C’est catastrophique. On n’utilise pas souvent ce qualificatif chez Médecins sans frontières. Mais ce que j’ai vu de mes propres yeux est vraiment un génocide. Les gens se font bombarder tous les jours. Ils n’ont pas accès à suffisamment d’eau et de nourriture. Et, chose la plus cruelle à laquelle j’ai été confrontée, ils se font tirer dessus quand, ayant tellement faim et étant tellement désespérés, ils se rendent à la frontière de Zikim, dans le nord de la bande de Gaza, endroit par lequel les camions du Programme alimentaire mondial rentrent, pour essayer de grappiller quelques nourritures. Il y a des morts, des blessés. J’ai vu un homme qui a été amputé d’un bras, un garçon de 14 ans a pris une balle dans la jambe alors que son frère de 11 ans avait été tué un mois plus tôt dans les mêmes circonstances… Le niveau de danger est extrêmement élevé sur les sites de distribution d’aide de la Fondation humanitaire de Gaza, qui n’a rien d’humanitaire. Quand on dénombre tellement de personnes victimes de blessures par balles, dans le ventre, le torse, la tête, il ne s’agit pas d’une coïncidence. Surtout quand on sait que les soldats israéliens sont des professionnels de la guerre… Il faut aussi pointer les attaques sur le système de santé. Voir l’hôpital al-Shifa complètement bombardé est incroyable. Je travaille depuis neuf ans pour Médecins sans frontières. Jamais de ma vie, je n’ai vu une dévastation pareille, y compris en matière de malnutrition, alors que les camions remplis d’aide sont stationnés à trois ou quatre kilomètres de là, en Israël. On n’est pas dans le Sahel où surviennent des périodes de famine car aucune culture ne pousse. C’est le résultat d’un choix délibéré de ne pas donner à manger à la population.

Avez-vous observé des phénomènes identifiés de famine parmi vos patients?

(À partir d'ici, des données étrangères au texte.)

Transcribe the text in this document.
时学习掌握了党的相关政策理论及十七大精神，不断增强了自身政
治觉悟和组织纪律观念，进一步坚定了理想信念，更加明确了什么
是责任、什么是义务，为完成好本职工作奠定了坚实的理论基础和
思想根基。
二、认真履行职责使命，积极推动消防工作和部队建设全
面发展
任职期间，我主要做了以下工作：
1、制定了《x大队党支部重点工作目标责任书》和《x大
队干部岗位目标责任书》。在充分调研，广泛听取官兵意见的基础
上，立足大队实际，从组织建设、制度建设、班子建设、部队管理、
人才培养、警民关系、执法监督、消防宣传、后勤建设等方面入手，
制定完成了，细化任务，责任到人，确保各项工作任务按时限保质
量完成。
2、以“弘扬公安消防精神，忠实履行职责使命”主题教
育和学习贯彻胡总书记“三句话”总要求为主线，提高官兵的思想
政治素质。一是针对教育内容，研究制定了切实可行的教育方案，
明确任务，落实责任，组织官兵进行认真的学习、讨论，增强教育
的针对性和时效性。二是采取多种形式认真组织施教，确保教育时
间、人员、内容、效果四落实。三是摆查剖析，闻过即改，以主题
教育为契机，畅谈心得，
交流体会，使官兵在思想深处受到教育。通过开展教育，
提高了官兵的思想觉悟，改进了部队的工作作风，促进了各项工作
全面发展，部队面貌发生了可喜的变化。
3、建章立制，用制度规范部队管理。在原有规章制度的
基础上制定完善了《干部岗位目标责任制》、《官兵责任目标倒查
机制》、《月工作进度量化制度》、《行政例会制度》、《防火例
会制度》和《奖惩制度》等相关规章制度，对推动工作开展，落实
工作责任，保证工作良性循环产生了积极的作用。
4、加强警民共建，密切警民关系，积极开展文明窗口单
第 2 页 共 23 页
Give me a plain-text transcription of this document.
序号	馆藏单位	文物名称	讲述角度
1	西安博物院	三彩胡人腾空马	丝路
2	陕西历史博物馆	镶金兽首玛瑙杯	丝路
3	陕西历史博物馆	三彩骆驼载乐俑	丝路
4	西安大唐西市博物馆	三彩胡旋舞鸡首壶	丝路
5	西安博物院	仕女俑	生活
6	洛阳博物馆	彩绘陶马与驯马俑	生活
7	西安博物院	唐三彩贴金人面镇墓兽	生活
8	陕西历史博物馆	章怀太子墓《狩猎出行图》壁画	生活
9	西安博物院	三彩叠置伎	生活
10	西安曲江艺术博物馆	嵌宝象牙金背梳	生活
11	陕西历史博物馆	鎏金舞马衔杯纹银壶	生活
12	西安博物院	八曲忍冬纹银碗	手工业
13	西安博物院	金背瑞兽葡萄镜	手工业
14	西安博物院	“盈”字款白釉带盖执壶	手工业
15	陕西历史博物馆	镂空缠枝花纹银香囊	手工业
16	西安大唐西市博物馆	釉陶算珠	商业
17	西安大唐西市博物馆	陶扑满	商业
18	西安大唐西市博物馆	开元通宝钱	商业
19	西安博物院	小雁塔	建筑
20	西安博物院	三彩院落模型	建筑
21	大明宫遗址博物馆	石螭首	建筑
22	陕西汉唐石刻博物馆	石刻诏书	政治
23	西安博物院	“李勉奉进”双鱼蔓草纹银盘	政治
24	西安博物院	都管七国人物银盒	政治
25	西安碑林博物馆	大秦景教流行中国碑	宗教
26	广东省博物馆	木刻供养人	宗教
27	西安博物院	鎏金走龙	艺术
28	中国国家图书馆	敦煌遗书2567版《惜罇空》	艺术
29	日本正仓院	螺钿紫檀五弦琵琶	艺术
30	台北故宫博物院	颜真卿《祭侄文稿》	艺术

Dans notre centre de santé de base à Gaza-City, MSF a un programme de lutte contre la malnutrition pour les enfants entre 6 mois et 5 ans et pour les femmes enceintes et allaitantes. Entre mai et début août de cette année, nous avons eu cinq fois plus de patients éligibles à ce programme. Nous réalisons un screening pour chaque patient qui vient dans notre centre. A un moment donné, nous avions 25% de ces deux groupes qui entraient dans les critères d’admission du programme. Nous avons aussi vu que les patients étaient de plus en plus nombreux parce qu’ils n’avaient pas assez à manger pour guérir alors que d’habitude, une fois qu’ils ont reçu une ou deux portions de «nourriture thérapeutique» par jour, ils peuvent, au terme de quelques semaines ou quelques mois, sortir du programme à condition d’avoir la possibilité de manger. Comme ce n’est plus le cas, ils ne sortent plus du programme. De même, les victimes de blessures n’en guérissent pas de la bonne manière car elles ne mangent pas assez. Le corps ne peut pas se retaper.

Quelles conséquences aura sur la situation humanitaire la poursuite de l’offensive militaire israélienne, qui prévoit notamment l’occupation de la ville de Gaza?

J’ai quitté Gaza-City il y a un peu plus d’une semaine. On voyait déjà de nombreux déplacements de population soit à l’intérieur de la ville elle-même, soit vers le sud de la bande de Gaza. On observait aussi la venue de davantage de patients dans notre clinique, qui est encore pour l’instant hors d’une zone rouge à évacuer. De façon plus générale, tellement de gens sont mal nourris ou victimes d’amputation qu’on se demande comment ils pourront se déplacer dans le sud du territoire. Il n’y a presque pas de diesel, presque pas de voitures. De surcroît, il n’y a plus d’espace disponible dans le sud. Il y a déjà un million de personnes à Deir al-Balah et à Khan Younès. Il sera impossible d’y ajouter un million supplémentaire.

Comparé à ce que vous avez vécu dans d’autres pays, qu’y a-t-il de différent et spécifique à Gaza?

Je n’ai pas envie de dresser trop de comparaisons entre les souffrances des personnes. J’en ai observé dans beaucoup d’endroits. Mais il est vrai que je n’ai jamais vu une souffrance aussi extrême que celle observée à Gaza. C’est la conséquence d’un génocide. Il y a aussi l’ampleur de la destruction de Gaza. MSF Belgique est dans l’est de la ville, détruit à 40%. L’ouest l’est à 80%. Je n’ai jamais été confrontée à cela de ma vie.